Predictive marketing becomes even more powerful with the continual improvement of digital advertising tools like Facebook’s “lookalike audiences”, which gives building material companies the ability to take analytics data on their ideal homeowners and advertise to thousands of other homeowners with similar attributes.
But the value of data analytics isn’t just limited to optimizing sales and marketing campaigns. It can also be used to create operational efficiencies that save building material companies time and money.
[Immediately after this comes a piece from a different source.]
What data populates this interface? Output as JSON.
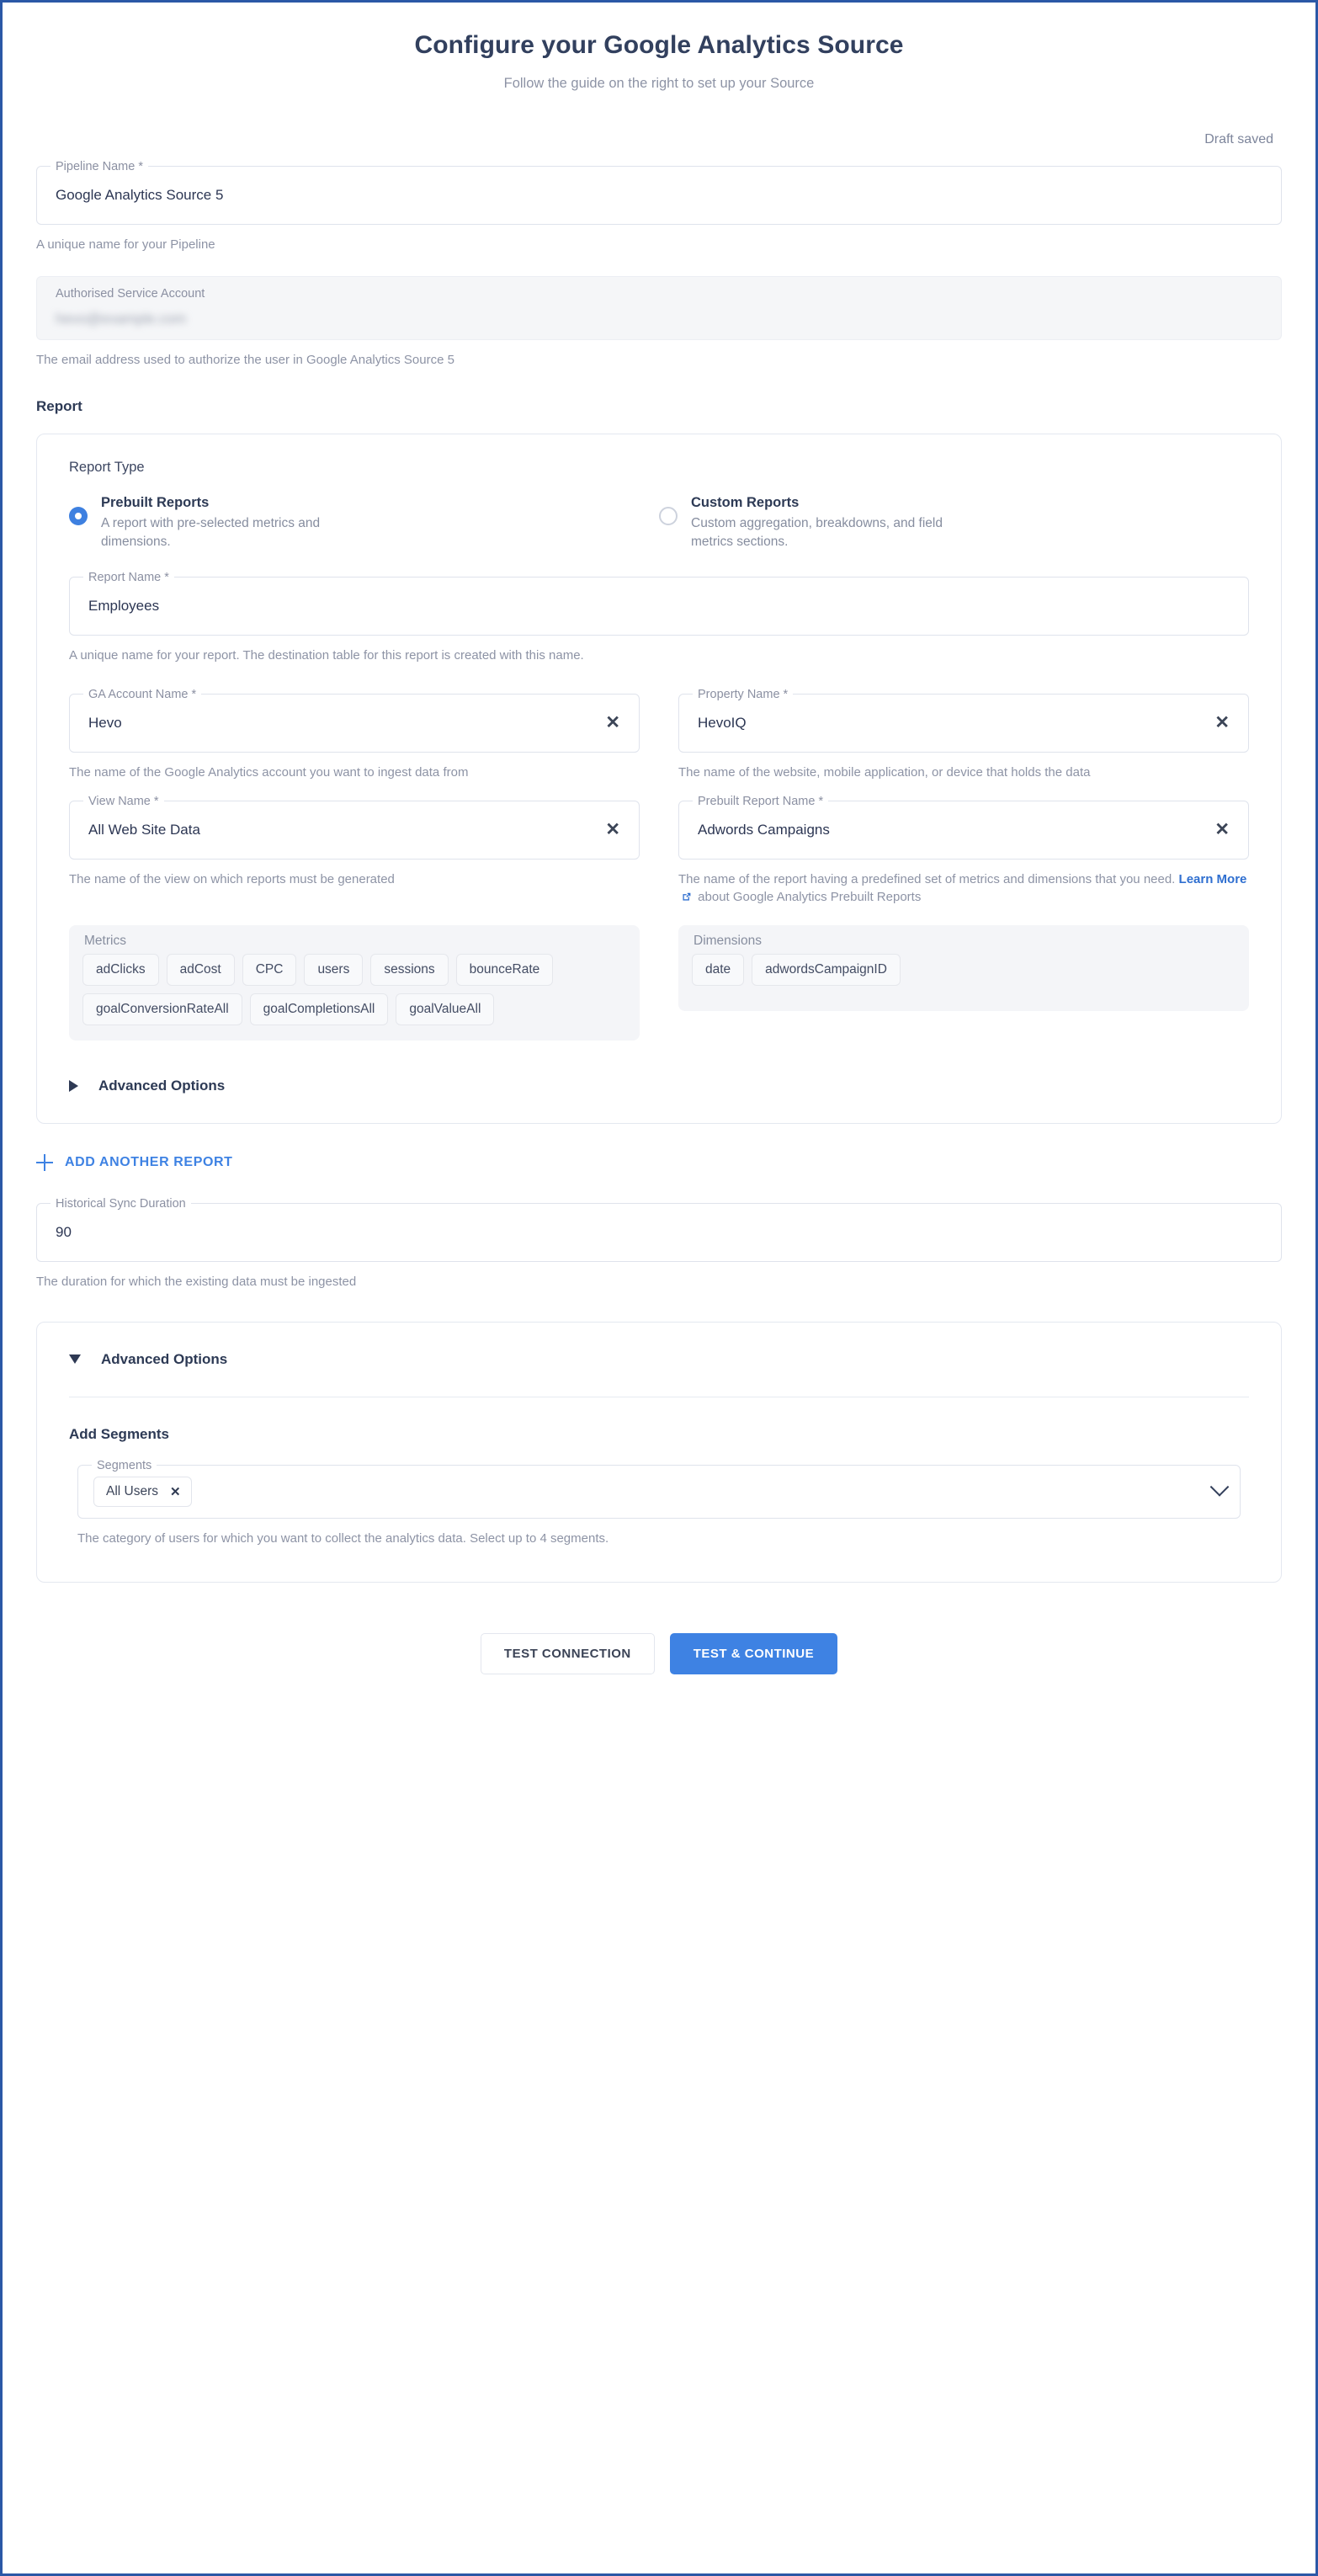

For example, construction giant JE Dunn partnered with Autodesk to develop a system for predictive modelling of operations. The “LENS” estimation system combines with Autodesk’s FORGE technology to create a single source of truth about a project that enables better project insights and decisions.
The Future of Analytics for the Building Material Industry
Technology is quickly advancing to allow building material companies to integrate their own data with outside data to improve their product offering, make better assumptions about their ideal customers, qualify leads with real data and make predictive models.
The analytics data that drives these efficiencies can come from multiple sources, such as Google, social media, sales records, CRM’s and marketing automation software. Visualization platforms are also an important industry-specific source of analytics data to track important metrics such as Engagement Rate, Building Product Interaction Frequency and Loyalty Rates.
Of course, the best analytics solution will depend on the specific situation and data mix of each building material company.
But one thing is for sure: The companies that invest in data analytics early will be well positioned for the future.